The results show that 8.2% of the cancers were not referred through the fast-track system; however, on analysing those patients in detail, several important facts emerge.

Of the total cancers detected via routine referrals, 5% fit criteria for urgent 2-week wait referral. So, in effect, they should have been fast-track patients if the referring GP had stuck rigidly to the referral criteria. Further, 1.1% of the patients actually had impalpable cancers diagnosed on routinely arranged imaging when the patients presented with unrelated symptoms and had no abnormal clinical findings. This is in line with published literature, when Marsh et al.16, in a study of 496 breast patients, had concluded that all patients diagnosed with breast cancer in their routine group were only co-incidental findings. So, most patients who present in this group are those with non-specific complaints and thus difficult to identify. Added together, these two reduce the figure of 8.2% to 2.1%.

Fast-track referral besides providing an urgent referral for patients with suspected breast cancer, also provides an opportunity for anxious patients who might not necessarily have cancer but are worried about having one. In fact, previous studies have reported that delay in breast cancer diagnosis by up to 3 months does not alter prognosis or survival.17,18 Therefore, although a small proportion of patients have delayed diagnosis (2.1% in our study), they are likely to be patients with subtle signs of cancer and do not face a survival disadvantage.

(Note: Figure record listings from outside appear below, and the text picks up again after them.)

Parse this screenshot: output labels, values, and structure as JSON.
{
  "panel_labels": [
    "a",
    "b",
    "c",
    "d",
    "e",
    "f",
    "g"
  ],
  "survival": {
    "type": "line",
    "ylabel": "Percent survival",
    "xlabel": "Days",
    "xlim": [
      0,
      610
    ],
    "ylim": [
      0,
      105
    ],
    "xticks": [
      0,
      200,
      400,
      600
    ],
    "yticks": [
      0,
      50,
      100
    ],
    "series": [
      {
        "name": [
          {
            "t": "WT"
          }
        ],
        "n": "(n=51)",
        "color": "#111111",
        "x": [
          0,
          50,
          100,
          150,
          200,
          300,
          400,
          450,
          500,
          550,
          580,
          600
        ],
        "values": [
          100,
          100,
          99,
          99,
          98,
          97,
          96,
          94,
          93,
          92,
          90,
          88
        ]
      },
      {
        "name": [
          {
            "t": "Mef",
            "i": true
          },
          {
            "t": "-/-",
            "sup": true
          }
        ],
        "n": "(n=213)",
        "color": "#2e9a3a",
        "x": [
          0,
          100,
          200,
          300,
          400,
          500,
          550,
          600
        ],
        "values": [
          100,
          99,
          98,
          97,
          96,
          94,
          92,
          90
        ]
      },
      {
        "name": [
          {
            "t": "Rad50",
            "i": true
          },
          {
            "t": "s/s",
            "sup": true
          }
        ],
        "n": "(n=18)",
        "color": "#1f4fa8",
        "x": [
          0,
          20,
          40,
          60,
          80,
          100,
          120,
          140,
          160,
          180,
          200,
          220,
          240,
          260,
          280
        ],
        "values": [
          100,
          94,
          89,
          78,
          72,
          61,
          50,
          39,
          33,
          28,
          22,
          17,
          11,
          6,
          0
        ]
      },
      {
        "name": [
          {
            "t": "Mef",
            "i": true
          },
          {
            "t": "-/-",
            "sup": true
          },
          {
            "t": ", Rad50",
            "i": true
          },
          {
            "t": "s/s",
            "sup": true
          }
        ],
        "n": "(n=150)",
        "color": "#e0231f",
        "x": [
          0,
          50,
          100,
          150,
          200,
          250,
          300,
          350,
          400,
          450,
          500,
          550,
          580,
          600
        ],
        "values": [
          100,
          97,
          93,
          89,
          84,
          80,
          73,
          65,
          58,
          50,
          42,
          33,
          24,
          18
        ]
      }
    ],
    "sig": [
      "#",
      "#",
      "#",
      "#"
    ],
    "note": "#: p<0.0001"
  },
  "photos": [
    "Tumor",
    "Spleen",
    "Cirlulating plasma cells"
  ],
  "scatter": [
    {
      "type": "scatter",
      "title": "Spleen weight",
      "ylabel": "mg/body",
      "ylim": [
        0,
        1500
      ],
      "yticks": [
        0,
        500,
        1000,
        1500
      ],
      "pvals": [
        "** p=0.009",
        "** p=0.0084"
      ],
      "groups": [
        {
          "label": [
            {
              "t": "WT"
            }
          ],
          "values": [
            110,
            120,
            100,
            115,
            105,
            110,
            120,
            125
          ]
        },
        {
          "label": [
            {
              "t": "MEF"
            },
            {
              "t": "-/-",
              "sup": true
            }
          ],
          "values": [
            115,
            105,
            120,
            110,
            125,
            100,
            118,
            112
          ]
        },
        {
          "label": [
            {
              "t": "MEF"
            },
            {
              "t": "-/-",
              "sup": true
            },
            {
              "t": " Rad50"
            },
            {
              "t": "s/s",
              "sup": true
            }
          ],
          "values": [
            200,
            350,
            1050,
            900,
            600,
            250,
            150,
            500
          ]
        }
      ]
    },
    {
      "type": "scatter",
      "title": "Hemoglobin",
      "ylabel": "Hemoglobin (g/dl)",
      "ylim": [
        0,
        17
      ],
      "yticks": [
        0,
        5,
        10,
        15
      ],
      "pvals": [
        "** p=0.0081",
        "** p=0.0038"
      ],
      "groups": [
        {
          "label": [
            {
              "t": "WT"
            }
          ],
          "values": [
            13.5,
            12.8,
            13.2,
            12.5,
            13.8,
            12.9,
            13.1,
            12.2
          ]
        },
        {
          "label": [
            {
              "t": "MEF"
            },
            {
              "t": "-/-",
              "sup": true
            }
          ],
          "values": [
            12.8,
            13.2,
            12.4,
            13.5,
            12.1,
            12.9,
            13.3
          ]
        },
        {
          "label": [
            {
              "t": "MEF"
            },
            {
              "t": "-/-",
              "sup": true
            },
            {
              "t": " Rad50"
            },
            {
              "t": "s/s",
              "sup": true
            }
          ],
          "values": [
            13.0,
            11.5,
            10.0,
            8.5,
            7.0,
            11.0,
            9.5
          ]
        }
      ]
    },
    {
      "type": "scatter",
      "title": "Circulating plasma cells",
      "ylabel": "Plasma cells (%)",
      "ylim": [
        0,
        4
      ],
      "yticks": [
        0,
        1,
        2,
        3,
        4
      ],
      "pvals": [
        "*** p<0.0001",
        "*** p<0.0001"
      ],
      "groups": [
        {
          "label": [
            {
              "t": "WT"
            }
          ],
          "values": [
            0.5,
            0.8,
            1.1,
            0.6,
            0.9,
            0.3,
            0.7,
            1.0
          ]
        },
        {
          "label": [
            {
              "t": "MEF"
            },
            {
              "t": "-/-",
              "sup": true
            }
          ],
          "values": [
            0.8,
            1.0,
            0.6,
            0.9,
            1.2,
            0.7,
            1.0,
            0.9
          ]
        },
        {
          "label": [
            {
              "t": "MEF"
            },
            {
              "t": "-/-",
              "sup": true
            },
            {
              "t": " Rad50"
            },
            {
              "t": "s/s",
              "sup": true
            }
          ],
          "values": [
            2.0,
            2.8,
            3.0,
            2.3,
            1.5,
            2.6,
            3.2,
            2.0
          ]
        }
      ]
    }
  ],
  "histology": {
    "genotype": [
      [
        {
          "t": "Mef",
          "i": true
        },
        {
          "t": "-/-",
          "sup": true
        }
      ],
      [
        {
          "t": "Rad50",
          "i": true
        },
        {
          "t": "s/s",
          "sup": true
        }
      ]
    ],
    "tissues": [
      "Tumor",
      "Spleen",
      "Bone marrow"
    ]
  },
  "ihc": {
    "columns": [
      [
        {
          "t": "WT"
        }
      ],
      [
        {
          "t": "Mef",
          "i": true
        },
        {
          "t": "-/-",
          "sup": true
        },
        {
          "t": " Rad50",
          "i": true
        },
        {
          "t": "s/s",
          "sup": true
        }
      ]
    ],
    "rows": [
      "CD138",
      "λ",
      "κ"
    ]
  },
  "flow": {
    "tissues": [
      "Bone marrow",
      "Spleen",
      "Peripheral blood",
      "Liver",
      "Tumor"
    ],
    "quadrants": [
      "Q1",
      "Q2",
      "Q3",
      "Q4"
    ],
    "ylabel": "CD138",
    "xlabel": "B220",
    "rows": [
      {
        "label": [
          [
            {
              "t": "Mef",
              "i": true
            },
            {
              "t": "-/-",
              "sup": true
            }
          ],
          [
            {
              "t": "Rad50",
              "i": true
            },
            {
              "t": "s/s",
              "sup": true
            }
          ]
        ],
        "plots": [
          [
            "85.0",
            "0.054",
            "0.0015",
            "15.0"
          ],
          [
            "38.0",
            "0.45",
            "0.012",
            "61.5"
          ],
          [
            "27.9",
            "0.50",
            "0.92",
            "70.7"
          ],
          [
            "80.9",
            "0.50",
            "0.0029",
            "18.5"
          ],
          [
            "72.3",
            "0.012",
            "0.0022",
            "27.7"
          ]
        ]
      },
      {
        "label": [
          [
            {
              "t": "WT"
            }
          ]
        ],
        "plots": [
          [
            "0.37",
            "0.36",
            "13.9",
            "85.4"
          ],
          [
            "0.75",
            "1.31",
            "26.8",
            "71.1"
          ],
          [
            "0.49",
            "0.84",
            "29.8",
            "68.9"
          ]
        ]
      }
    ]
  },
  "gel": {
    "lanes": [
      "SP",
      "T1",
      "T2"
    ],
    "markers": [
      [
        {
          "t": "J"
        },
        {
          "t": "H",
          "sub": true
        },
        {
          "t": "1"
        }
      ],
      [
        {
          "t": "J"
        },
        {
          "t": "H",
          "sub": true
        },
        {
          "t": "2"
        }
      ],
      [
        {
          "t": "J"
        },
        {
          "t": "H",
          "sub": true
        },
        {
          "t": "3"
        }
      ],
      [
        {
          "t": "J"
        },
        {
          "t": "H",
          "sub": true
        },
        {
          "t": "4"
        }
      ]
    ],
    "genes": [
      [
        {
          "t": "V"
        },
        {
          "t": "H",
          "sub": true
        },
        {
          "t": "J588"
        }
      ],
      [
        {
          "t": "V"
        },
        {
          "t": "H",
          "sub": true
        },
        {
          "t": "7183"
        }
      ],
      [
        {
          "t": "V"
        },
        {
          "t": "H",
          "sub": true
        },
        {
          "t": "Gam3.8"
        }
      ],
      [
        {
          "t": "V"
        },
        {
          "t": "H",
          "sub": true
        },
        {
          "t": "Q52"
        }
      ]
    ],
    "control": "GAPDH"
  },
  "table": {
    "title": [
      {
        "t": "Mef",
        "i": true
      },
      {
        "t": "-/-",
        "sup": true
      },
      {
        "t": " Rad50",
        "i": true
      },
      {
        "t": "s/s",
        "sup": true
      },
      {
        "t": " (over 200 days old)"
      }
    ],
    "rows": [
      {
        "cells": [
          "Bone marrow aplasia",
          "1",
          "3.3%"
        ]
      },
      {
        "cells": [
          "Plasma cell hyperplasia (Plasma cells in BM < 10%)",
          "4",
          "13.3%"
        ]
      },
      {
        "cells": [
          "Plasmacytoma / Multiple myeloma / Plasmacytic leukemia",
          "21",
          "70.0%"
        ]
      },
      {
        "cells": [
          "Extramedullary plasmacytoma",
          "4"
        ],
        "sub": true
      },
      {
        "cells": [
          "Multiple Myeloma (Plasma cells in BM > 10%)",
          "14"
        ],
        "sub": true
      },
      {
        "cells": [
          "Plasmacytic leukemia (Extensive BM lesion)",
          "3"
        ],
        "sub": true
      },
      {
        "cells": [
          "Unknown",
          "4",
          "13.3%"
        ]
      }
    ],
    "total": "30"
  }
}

Furthermore, the 8.2% of cancers that were diagnosed from routine referrals were an average over the length of the study. Analysing this year-on-year, the actual percentage is dropping and this is in line with published data. The accuracy of GP referrals was graded at 71.7%. However, this accuracy has improved over the period of study (69.9% in 2003, 71.1% in 2004 and 72.1% in 2005). A similar phenomenon was noticed by Imkampe et al.11 where the inaccuracy of GP referrals was shown to be improving with time and thus was only a reflection of learning curve problems.

Conclusions

It is hard to justify the extra resources that would be required to transfer all breast cancer patients to a 2-week wait. The study provides evidence of the success of categorising into urgent and non-urgent cases and provides objective evidence to suggest that the current system of referral can continue.

Acknowledgments

The authors thank the audit department for help with collation of this data.